Artificial intelligence is evolving at a staggering pace, and researchers are now putting it to what they call Humanity’s Last Exam (HLE)—a test designed to challenge AI models with the toughest academic questions ever compiled. Experts predict that within the next year, AI could dramatically improve its accuracy, bringing it closer to mastering knowledge at a human level.
The Exam Designed to Outsmart AI
Unlike standard assessments, HLE isn’t just another set of routine questions. It was created by specialists from the Center for AI Safety and Scale AI, a for-profit company that works with major tech firms to refine AI training data. Their goal? To design a test so challenging that even the most advanced large language models (LLMs), like ChatGPT, Gemini, and DeepSeek, struggle to score above a failing grade.

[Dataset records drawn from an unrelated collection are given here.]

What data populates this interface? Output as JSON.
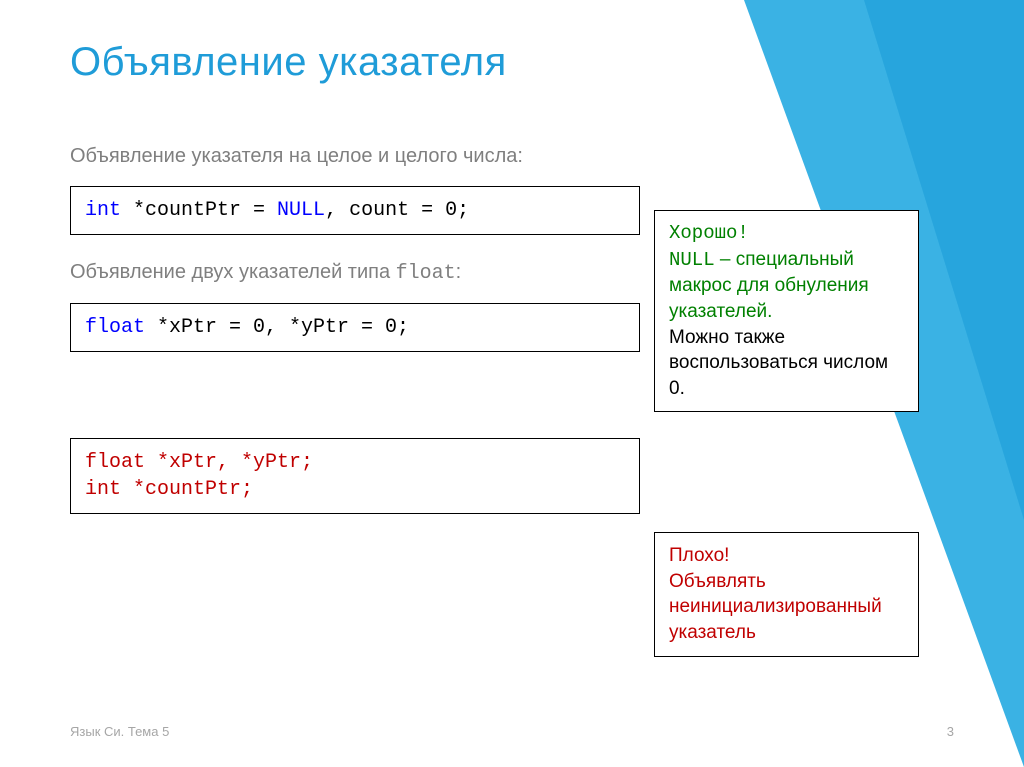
{
  "title": "Объявление указателя",
  "text1": "Объявление указателя на целое и целого числа:",
  "code1": {
    "kw1": "int",
    "seg1": " *countPtr = ",
    "null": "NULL",
    "seg2": ", count = 0;"
  },
  "text2_a": "Объявление двух указателей типа ",
  "text2_mono": "float",
  "text2_b": ":",
  "code2": {
    "kw1": "float",
    "seg1": " *xPtr = 0, *yPtr = 0;"
  },
  "code3": {
    "line1_kw": "float",
    "line1_rest": " *xPtr, *yPtr;",
    "line2_kw": "int",
    "line2_rest": " *countPtr;"
  },
  "good": {
    "l1": "Хорошо!",
    "l2a": "NULL",
    "l2b": " – специальный макрос для обнуления указателей.",
    "l3": "Можно также воспользоваться числом 0."
  },
  "bad": {
    "l1": "Плохо!",
    "l2": "Объявлять неинициализированный указатель"
  },
  "footer_left": "Язык Си. Тема 5",
  "footer_right": "3"
}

HLE pulls from over 2,700 expert-submitted questions, spanning disciplines from mathematics and medicine to engineering and humanities. Any questions that today’s AI models could easily answer were discarded. Instead, the exam focuses on problems requiring deeper reasoning, specialized knowledge, and complex interpretations—things AI has traditionally struggled with.

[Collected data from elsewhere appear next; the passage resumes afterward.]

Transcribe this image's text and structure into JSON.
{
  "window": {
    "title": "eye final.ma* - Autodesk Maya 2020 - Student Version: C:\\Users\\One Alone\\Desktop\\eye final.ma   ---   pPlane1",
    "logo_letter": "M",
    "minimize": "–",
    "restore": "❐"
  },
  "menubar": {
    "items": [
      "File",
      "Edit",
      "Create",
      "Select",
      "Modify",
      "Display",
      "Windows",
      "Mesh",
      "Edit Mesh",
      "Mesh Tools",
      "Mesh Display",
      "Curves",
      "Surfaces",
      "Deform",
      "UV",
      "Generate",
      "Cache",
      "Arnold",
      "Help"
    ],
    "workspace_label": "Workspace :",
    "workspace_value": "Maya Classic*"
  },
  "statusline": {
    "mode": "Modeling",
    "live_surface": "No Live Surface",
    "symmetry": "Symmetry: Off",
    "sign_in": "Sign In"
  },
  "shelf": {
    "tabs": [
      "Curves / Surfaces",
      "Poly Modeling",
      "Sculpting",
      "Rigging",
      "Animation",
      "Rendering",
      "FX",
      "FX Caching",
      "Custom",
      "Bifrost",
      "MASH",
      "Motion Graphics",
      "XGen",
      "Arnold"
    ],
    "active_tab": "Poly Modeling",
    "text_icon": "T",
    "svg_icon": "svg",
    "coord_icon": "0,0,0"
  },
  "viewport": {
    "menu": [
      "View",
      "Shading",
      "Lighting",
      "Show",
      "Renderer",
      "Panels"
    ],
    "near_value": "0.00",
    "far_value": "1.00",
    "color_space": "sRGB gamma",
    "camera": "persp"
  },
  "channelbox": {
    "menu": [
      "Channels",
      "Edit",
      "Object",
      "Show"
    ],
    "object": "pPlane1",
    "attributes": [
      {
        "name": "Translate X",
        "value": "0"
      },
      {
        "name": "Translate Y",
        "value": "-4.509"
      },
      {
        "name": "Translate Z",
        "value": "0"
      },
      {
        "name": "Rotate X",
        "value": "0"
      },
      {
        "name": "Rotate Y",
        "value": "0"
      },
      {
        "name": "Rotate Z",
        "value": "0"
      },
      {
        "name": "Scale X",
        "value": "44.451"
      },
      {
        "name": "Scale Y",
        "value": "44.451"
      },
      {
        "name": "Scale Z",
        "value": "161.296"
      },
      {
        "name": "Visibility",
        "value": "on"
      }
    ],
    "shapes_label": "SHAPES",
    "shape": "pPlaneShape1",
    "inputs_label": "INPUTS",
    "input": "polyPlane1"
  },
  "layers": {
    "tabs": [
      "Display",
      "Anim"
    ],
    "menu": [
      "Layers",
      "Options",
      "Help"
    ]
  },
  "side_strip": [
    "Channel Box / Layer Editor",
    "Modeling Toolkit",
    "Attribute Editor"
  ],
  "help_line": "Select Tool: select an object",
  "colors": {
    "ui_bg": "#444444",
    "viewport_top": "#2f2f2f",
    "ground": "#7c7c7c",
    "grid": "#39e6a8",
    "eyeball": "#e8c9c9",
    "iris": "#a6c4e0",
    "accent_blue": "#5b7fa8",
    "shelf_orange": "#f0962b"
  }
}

The results so far? AI models have flunked spectacularly, scoring between 3 and 14 percent. But that may not last for long.

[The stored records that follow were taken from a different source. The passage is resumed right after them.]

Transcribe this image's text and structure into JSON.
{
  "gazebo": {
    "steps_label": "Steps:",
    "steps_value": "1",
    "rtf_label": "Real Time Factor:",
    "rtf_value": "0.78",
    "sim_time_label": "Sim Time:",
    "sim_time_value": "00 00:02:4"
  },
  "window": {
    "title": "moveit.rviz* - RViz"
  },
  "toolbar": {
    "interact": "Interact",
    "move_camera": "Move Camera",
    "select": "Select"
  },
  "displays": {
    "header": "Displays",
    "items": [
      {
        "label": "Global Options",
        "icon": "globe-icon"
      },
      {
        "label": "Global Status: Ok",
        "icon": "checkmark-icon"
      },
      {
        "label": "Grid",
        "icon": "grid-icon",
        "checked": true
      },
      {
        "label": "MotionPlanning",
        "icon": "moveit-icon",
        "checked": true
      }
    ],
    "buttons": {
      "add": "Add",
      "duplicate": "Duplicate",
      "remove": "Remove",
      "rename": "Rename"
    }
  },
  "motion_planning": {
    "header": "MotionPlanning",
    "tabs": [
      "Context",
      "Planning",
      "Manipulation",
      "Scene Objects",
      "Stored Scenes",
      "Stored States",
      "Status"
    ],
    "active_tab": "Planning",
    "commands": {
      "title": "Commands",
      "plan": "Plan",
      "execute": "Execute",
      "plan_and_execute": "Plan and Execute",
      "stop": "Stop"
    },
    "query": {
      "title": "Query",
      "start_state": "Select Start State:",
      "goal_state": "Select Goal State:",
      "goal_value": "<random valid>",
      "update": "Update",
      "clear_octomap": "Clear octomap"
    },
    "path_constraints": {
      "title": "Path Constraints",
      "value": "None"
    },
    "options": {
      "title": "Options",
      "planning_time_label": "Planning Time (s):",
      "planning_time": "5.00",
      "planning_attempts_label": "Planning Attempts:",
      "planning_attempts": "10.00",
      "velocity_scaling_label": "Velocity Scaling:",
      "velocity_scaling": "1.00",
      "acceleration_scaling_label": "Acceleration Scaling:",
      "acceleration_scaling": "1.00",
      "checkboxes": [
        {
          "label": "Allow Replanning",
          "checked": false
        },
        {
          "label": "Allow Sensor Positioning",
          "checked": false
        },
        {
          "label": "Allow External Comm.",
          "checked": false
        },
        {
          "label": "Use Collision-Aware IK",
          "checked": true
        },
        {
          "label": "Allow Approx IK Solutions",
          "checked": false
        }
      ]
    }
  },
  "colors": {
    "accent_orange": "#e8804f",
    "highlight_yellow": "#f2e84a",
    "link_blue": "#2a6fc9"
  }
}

AI Models Are Rapidly Improving
The latest study suggests that by the end of 2025, LLMs could achieve at least 50 percent accuracy on the test. That’s a massive leap, considering the difficulty of the questions.
According to the researchers:
“HLE is developed globally by subject-matter experts and consists of multiple-choice and short-answer questions suitable for automated grading. Each question has a known solution that is unambiguous and easily verifiable, but cannot be quickly answered via internet retrieval.”
The test is structured as follows:
- 41% Mathematics
- 11% Biology & Medicine
- 10% Computer Science
- 9% Physics
- 9% Humanities & Social Sciences
- 6% Chemistry
- 5% Engineering
- 9% Other topics
Examples of the kinds of challenges LLMs face include translating ancient Roman inscriptions, identifying missing links in chemical reactions, and solving highly advanced mathematical equations. One question even asks AI about itself—testing whether it truly understands its own limitations.
AI’s Next Step: Recognizing Uncertainty
One of AI’s biggest flaws is overconfidence—it often provides an answer even when it has no idea if it’s correct. To address this, researchers are training AI models to evaluate their own uncertainty, forcing them to assess confidence levels before responding.
In the next phase of AI development, models will not only give answers but will also provide a confidence score from 0 to 100 percent. The idea is to move away from blind guessing and towards an approach that mirrors human uncertainty—where admitting “I don’t know” is sometimes the best answer.
The results of HLE are verified by another AI model, GPT-40, which checks whether slight variations of a correct response are still valid. This is similar to how a contestant on Jeopardy! might answer “T. rex” instead of “Tyrannosaurus rex” and still be awarded points.
History suggests that AI models rapidly overcome benchmarks, sometimes going from near-zero accuracy to near-perfect scores in just a few training cycles. While today’s LLMs are failing HLE, it may only be a matter of time before they crack the code.
What this means for the future is still up for debate. Will AI become the ultimate academic tool, capable of answering any question with near-perfect accuracy? Or will researchers keep raising the bar, ensuring that human intelligence remains ahead?